Frodo and I are trying to stop laughing and I manage to snort, ‘We are locked in the pantry, Pippin, you little arse. The food is in here with us."

He grins, embarrassed but relieved. ‘Well, then I suppose it’s alright, isn’t it?" He comes over and sits next to me and says, "Merry? I’m a wee bit sorry that I locked you in here before."

"Are you?" I ask, surprised.

"No," he smiles. "I suppose I’m not."

"I didn’t think you were," I say.

"Can we still be friends anyway?" he asks, giving me a crooked smile.

I return his smile and say, "Yes, but I may have to get even in the future."

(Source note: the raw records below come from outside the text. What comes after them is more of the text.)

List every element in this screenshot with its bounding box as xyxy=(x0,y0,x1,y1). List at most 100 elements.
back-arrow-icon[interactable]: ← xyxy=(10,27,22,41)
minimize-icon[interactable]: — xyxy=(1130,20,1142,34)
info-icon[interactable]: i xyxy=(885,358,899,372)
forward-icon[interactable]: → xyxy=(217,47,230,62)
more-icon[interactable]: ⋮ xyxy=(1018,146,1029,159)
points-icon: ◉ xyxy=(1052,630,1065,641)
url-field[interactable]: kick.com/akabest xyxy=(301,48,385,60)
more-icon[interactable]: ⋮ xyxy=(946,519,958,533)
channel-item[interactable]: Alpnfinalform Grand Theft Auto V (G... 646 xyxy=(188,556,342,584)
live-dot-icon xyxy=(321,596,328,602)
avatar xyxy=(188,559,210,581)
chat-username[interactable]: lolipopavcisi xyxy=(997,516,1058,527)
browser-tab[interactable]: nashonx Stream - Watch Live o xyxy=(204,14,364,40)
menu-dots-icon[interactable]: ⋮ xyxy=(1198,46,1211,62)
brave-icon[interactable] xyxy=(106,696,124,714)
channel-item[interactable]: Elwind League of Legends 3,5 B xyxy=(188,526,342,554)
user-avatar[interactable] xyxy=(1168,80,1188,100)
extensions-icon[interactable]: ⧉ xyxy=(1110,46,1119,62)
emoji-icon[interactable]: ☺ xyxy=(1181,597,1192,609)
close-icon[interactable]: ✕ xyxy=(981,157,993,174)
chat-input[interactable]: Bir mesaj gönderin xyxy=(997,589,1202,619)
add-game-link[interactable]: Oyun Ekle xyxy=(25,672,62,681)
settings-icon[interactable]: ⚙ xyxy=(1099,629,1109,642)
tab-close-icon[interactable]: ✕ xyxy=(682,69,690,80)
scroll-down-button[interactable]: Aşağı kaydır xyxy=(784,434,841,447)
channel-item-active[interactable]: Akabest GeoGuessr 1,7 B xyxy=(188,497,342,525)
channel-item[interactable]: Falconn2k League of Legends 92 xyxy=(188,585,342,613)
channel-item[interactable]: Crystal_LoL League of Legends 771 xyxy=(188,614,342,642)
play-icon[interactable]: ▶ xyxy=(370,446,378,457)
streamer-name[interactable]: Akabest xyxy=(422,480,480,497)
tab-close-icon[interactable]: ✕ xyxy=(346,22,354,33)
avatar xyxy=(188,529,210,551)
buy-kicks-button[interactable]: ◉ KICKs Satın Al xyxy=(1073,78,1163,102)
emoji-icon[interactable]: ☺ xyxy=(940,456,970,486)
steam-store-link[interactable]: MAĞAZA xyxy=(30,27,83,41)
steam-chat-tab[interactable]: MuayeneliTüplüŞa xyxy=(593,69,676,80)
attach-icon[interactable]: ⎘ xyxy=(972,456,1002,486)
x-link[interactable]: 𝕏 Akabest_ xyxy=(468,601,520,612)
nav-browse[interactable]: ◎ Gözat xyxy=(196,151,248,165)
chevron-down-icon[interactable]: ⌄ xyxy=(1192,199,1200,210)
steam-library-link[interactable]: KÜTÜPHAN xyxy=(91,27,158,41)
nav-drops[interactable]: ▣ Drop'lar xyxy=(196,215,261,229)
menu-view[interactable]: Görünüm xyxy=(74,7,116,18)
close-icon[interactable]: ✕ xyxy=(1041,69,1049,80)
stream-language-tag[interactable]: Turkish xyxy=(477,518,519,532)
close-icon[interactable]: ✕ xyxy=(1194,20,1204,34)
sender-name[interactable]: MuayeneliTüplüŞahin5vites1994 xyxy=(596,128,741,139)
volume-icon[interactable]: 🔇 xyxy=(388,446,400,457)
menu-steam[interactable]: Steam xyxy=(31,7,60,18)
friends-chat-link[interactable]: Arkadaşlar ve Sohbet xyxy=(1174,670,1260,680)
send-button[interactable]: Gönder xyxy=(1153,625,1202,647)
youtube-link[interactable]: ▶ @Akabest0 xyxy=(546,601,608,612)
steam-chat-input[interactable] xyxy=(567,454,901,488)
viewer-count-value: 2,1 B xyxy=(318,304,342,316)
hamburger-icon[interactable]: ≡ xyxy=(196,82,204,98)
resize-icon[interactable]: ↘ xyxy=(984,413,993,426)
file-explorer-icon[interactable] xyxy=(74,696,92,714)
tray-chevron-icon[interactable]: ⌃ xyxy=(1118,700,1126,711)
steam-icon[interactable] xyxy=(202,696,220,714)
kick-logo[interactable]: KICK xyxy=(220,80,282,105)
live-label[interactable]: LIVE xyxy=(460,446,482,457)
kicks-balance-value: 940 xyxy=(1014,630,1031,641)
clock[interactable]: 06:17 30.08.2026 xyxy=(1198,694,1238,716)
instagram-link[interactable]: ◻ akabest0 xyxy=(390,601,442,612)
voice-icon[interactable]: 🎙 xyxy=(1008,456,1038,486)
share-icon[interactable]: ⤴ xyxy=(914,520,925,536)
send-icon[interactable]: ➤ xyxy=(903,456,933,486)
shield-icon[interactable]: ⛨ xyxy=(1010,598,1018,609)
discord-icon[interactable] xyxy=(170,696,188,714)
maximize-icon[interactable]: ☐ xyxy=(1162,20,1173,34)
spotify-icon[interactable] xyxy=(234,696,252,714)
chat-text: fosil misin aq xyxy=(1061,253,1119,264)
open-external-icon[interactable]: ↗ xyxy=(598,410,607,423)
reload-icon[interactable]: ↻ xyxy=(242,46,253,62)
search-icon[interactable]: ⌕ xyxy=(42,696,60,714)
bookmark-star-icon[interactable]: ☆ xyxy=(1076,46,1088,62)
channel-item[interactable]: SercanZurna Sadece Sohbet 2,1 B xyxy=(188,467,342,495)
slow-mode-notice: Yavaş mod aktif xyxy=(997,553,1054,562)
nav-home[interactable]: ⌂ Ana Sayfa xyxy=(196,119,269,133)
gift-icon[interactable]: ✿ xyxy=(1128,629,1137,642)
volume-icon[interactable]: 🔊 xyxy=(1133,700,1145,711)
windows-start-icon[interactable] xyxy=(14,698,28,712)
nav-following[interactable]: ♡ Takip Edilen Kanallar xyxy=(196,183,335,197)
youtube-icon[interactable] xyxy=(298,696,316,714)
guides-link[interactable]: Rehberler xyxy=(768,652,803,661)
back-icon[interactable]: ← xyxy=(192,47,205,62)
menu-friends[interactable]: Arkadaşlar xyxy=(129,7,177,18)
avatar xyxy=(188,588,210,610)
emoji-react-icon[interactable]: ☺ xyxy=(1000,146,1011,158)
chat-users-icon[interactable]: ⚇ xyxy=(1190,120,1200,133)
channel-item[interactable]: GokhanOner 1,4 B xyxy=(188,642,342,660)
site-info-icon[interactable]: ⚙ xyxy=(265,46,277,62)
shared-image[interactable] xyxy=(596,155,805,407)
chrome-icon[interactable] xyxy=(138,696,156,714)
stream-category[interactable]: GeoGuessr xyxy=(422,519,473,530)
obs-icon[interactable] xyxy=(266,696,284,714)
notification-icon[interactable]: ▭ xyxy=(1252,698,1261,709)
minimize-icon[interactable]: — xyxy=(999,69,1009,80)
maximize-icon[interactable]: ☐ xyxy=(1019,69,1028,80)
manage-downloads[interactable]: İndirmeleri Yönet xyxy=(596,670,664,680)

He smiles wider and says, "I was expecting that." He then leans over against my shoulder and I put my arm around him. Beside of us, Frodo is actually lighting his pipe and completely ignoring us.

"Happy birthday, Frodo," Pippin says in one of his sudden changes of subject. "We were going to bake you a cake, but it will have to wait now."

"We wanted to do something special for you," I say. It was what our original plan had been until we lost our tempers.

Frodo takes a puff on his pipe and says, dryly, "I am touched, but you shouldn’t have. I mean that, lads. You really shouldn’t have." Then Pippin and I laugh. I suppose that Sam will find us in here at some point and let us out but until then, it’s just the three of us and that’s fine.

"So, what sort of presents did you get us this year?" Pippin dares to asks Frodo. I love the lad’s nerve. I could never stay angry at him. I suspect that this little hobbit actually is my best friend, but I don’t plan to tell him that.  I doubt that I have to because he probably knows.